Dieser könne dann unter den Tisch kriechen und sich langsam an den Menschen herantasten. Da die Signale des Hundes für Menschen ohne Hundeerfahrung und Kinder nicht gut zu erkennen sind, sollten sie besonders vorsichtig sein.
Das gilt auch bei Welpen, die laut Luczyk und Lempe gerne mal in die Hand beissen. «Junge Hunde wollen lieber spielen», erklärt Justina Lempe.
Fremde Hunde nur am Rücken streicheln
Wenn klar ist, dass der Hund gerne gestreichelt werden möchte, sollte man laut Rene Luczyk dafür am besten in die Hocke gehen, anstatt sich über ihn zu beugen, denn das könnte er als Bedrohung wahrnehmen. Dann solle man ihn erst an der Hand schnüffeln lassen.
Lempe findet das dagegen unnötig, da die Vierbeiner auch mit zwei Metern Abstand gut riechen würden: «Aus der Hundesicht ist das sehr unhöflich, weil das eine Vorwärtsbewegung in die Individualdistanz ist.»
Sie würden Beschwichtigungssignale zeigen, wie Gähnen oder Lecken über den Nasenspiegel, weil sie sich mehr Distanz wünschten.
Die Experten sind sich einig, dass man einem fremden Hund nicht in die Augen starren sollte. Ausserdem solle man ihn lieber nicht am Gesicht, am Kopf oder am Bauch streicheln. Auch Umarmungen seien tabu.
Der Hund fühle sich dadurch eingeengt, könne aggressiv reagieren. «Ich falle einem fremden Menschen auch nicht einfach so um den Hals», sagt Luczyk.
Auch während der Nahrungsaufnahme sollte ein Hund nicht gestreichelt werden. Das führe dazu, dass der Hund anfange zu schlingen oder sogar beisst, da er sein Futter verteidigen möchte.
Vorlieben des eigenen Hundes berücksichtigen
Während man bei einem fremden Hund bestimmte Partien nicht berühren sollte, ist beim eigenen Hund alles erlaubt, was diesem gefällt.
«Der Besitzer weiss ja in der Regel am besten, wo und wie sein Hund gerne angefasst wird.

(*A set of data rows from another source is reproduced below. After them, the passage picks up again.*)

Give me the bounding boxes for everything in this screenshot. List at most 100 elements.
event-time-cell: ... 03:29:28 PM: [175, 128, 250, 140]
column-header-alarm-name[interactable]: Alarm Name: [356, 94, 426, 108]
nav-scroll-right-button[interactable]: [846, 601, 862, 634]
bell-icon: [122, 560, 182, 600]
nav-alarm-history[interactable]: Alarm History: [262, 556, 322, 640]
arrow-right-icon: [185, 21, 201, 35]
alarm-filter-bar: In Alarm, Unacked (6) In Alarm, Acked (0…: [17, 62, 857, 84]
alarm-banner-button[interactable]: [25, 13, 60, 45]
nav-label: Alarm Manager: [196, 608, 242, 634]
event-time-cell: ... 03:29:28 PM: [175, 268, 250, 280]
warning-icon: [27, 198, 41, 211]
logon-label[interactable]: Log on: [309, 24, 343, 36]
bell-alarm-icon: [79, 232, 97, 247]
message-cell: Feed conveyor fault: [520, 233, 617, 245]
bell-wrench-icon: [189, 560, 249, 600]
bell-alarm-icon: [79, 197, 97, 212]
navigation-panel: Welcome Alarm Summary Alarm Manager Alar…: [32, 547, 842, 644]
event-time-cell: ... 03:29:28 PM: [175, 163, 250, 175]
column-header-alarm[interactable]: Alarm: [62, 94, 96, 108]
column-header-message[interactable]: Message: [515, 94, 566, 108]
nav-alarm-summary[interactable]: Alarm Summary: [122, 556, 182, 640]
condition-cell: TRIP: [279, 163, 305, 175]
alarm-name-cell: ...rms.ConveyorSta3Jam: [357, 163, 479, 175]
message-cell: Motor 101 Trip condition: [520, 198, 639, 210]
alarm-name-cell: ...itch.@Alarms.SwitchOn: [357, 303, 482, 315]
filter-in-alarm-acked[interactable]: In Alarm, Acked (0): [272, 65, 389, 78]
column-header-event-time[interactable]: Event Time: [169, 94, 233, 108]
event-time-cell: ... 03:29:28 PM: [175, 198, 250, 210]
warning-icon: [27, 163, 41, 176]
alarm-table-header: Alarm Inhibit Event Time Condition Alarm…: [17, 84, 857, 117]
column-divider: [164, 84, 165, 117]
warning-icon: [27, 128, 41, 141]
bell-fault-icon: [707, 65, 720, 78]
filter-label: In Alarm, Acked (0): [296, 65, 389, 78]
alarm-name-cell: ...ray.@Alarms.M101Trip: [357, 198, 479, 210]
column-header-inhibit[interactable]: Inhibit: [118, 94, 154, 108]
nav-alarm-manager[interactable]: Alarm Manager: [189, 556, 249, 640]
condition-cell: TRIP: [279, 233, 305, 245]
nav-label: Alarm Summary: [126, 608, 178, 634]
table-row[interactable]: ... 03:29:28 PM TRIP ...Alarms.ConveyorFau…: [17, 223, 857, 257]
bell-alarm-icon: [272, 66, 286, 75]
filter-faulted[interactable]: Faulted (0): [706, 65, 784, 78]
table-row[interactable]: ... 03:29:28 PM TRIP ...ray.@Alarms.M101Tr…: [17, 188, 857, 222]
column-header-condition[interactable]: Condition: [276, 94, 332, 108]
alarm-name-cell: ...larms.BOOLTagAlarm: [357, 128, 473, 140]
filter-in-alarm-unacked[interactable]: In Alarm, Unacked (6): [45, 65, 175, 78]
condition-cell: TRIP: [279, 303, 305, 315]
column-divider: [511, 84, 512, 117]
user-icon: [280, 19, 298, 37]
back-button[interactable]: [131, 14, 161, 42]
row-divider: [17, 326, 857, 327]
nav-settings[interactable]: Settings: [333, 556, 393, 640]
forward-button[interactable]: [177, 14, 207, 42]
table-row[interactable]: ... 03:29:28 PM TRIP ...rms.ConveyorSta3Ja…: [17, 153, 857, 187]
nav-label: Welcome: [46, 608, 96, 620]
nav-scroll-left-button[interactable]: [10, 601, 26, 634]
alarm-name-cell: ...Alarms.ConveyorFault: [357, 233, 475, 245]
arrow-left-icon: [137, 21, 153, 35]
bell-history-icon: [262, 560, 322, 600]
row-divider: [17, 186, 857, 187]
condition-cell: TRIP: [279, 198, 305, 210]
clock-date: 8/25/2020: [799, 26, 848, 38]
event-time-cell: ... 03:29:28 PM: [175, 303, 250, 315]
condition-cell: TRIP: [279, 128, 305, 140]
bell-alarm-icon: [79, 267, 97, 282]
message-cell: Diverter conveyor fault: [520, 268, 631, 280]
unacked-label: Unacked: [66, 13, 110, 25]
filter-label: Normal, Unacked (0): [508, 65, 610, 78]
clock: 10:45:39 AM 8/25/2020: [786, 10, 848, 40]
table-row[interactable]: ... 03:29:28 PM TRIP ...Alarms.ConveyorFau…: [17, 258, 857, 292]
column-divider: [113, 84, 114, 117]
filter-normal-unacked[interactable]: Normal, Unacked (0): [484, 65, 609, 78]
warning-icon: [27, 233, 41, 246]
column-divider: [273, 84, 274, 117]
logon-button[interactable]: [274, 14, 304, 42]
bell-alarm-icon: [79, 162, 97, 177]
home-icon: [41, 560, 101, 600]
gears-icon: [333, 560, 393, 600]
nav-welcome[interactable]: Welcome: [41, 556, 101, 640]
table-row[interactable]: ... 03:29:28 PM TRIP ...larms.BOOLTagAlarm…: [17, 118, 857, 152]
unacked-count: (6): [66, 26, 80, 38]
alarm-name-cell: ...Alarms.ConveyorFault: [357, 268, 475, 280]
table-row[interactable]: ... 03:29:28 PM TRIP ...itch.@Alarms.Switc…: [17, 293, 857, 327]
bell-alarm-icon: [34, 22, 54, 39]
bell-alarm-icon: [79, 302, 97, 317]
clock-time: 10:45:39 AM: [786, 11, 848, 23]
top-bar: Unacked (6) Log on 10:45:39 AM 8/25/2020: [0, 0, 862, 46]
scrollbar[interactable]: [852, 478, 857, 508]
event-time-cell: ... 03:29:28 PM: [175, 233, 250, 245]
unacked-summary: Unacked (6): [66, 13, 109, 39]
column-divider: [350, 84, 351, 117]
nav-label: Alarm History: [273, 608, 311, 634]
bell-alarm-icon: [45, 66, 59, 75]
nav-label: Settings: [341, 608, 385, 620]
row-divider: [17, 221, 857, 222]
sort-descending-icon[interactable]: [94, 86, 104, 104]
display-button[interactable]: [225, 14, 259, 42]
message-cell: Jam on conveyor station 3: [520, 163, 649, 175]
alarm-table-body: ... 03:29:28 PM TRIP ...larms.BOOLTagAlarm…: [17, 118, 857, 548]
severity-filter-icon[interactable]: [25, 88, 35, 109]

Da gibt es kein richtig oder falsch», sagt Schöning.
Viele Hunde legen sich laut Justina Lempe auf den Rücken und präsentieren ihren Bauch, das sei ein eindeutiges Zeichen, dass sie sich dort Streicheleinheiten wünschen.
Auch wenn sie ihren Kopf an ihren Besitzer legen oder anders Körperkontakt suchen, sei Schmusen erwünscht.
Ein No-Go ist für Luczyk, den Hund an die Seite zu klopfen. «Das ist eine schreckliche Angewohnheit». Das gefalle keinem Hund und könne im schlimmsten Fall zu inneren Verletzungen führen.